A maluquice é que os atleticanos, em uma noite sem poréns em campo, precisam lidar com uma ressalva: não são campeões ainda. Longe disso. E por uma série de motivos: o time do Cruzeiro é muito bom; o aproveitamento celeste no novo Mineirão é de 86%; a casa será praticamente toda azul, com maioria esmagadora de cruzeirenses. Mas controlar o rival virou uma especialidade alvinegra: no sexto clássico do ano, foi a terceira vitória do Atlético, e os outros terminaram empatados. Nada de o Cruzeiro vencer ainda.
Certo é que as trombetas do apocalipse não serão loucas de tocar até lá. Há um clássico de sair faísca pela frente. Para ser campeão, o Cruzeiro precisa vencer por três gols de diferença ou devolver os 2 a 0 e tentar a sorte nos pênaltis. Se o Atlético fizer um gol, a Raposa precisará fazer quatro.
Luan, imune a pressões
Pressão mesmo Luan sentia quando jogava nos campos de barro de São Miguel dos Campos, em Alagoas. Menino, ia de pés descalços, olhos arregalados e ouvidos alertas brincar de bola. Era proibido. Se sua mãe o flagrasse ali, ele levaria uma surra. Ela queria que ele fosse pastor, não jogador. Mas ele não era doido de pensar a mesma coisa. Sabia que a bola seria sua vida. Parecia sentir que faria 1 a 0 para o Atlético-MG sobre o Cruzeiro nesse 12 de novembro de 2014.
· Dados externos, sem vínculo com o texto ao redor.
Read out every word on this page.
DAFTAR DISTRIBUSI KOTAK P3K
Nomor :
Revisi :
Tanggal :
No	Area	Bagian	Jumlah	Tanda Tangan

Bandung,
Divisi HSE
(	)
O lance veio à luz quando o jogo ainda era um recém-nascido. O que são oito minutos quando vistos pelo prisma da posteridade? O Galo começava a formular uma pressão no Horto, a torcida quicava nas cadeiras do Independência, e Marcos Rocha tinha um lateral a cobrar pela direita. Das mão dele, a bola viajou até a área. Foi afastada. E voltou para ele. O novo cruzamento parecia teleguiado a cair no meio da área. Onde estava Luan. Onde estava o gol. De cabeça, o atacante venceu Mayke e encontrou o canto à esquerda de Fábio.
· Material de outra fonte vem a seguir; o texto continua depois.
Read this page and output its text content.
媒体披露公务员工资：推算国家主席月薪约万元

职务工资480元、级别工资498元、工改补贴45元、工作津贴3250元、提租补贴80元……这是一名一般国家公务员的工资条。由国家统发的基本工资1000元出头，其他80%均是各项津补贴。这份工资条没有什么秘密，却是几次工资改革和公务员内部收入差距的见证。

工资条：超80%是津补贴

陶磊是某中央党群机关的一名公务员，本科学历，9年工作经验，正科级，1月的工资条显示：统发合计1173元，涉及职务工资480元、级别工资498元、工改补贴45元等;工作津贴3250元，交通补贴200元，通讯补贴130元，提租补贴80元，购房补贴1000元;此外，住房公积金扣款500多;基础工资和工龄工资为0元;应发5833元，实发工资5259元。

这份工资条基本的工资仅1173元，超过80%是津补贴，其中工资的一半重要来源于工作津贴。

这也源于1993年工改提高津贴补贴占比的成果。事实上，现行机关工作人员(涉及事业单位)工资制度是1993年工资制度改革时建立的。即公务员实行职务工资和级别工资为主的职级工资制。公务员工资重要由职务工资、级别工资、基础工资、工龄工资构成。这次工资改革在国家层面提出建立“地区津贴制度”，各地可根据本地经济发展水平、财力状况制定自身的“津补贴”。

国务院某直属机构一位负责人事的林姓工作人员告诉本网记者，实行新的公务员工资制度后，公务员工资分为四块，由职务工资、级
O Independência entrava em surto. Luan, o doidinho, mergulhava em euforia. O Galo pulava na frente.
O atacante estava em posição irregular, um pouco adiante da linha de marcadores, quando cabeceou para o gol. A arbitragem não viu, tampouco os jogadores do Cruzeiro, que logo partiram em busca de uma reação. Moreno, em chute cruzado, forçou Victor a boa defesa. Ricardo Goulart quase aproveitou bola mandada na área pelo boliviano. Mas foi só.
Foi só porque o Cruzeiro não foi aquele Cruzeiro de sempre. Em boa parte do primeiro tempo, os jogadores celestes pareciam presos por cordas, pareciam ter chumbo nas chuteiras. Por mais que tentassem, não conseguiam se sobressair à caça atleticana. Éverton Ribeiro pintou como boa opção – só que sem vitória pessoal. Ricardo Goulart caiu na areia movediça da defesa. Marcelo Moreno ficou isolado. Faltou à Raposa aquela fluência que a transformou em uma equipe encantadora.
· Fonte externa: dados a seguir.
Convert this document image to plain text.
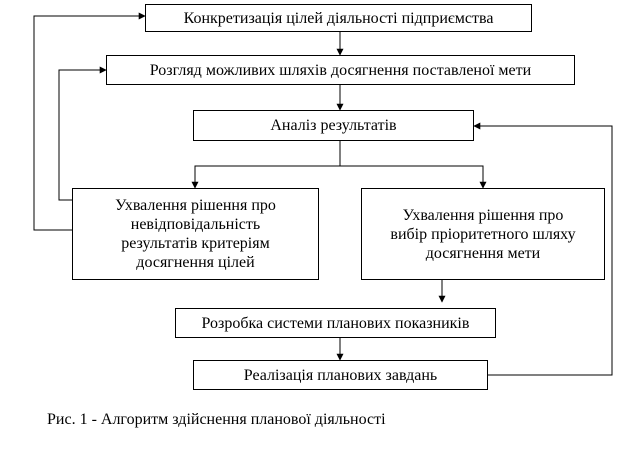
Конкретизація цілей діяльності підприємства
Розгляд можливих шляхів досягнення поставленої мети
Аналіз результатів
Ухвалення рішення про
невідповідальність
результатів критеріям
досягнення цілей
Ухвалення рішення про
вибір пріоритетного шляху
досягнення мети
Розробка системи планових показників
Реалізація планових завдань
Рис. 1 - Алгоритм здійснення планової діяльності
E aí o Galo, sem ser acossado, encontrou ambiente para seguir no ataque. Carlos, duas vezes, arriscou voleios – lances bonitos, mas sem sucesso. Dátolo encontrou o cantinho inferior de Fábio, que, atento, conseguiu defender. E sucederam-se lances de bola aérea, marcação cerrada e equilíbrio de ações – a posse de bola terminou 50% a 50% na etapa inicial.
Dátolo, enlouquecido: 2 a 0
O Cruzeiro voltou com Nilton no lugar de Lucas Silva no segundo tempo. O plano era dar maior firmeza na marcação para, assim, poder explorar mais o ataque. Mas o Galo seguiu irretocável em campo. Dátolo, com dois minutos, já arriscou chute a gol. Fábio pegou. Mais do que uma tentativa, foi um aviso. Porque aos 13 a bola entrou.
Foi de novo em um lateral. De novo com Marcos Rocha. Ele cobrou na área, Carlos ajeitou e Dátolo mandou o chute seco, cruzado. 2 a 0. Loucura do argentino. Loucura no Independência.
"Caiu no Horto, tá morto", tanto dizem os atleticanos. Coube ao
Cruzeiro tentar dar alguma sinal de vida. Júlio Baptista e Dagoberto
foram as novas tentativas de Marcelo Oliveira. Aí a Raposa apresentou
crescimento. Mas sem alcançar chances reais de gol - Éverton Ribeiro,
antes, arriscara com perigo para Victor.
Conforme o tempo passava, mais o Cruzeiro se postava à frente, mais o Galo se virava para manter o resultado, mais a torcida ficava entre a euforia e a apreensão. E ainda havia os contra-ataques atleticanos. Em um deles, Diego Tardelli quase fez. Fábio salvou.
Os minutos finais foram de agulhadas no ouvido com as vaias da torcida enquanto o Cruzeiro tinha a bola. Tão de pé quanto os jogadores, os torcedores viram as ações derradeiras. E elas mantiveram o 2 a 0, enorme vitória do Galo, enorme vantagem – mas não suficiente para dizer que o Cruzeiro saiu morto do Horto.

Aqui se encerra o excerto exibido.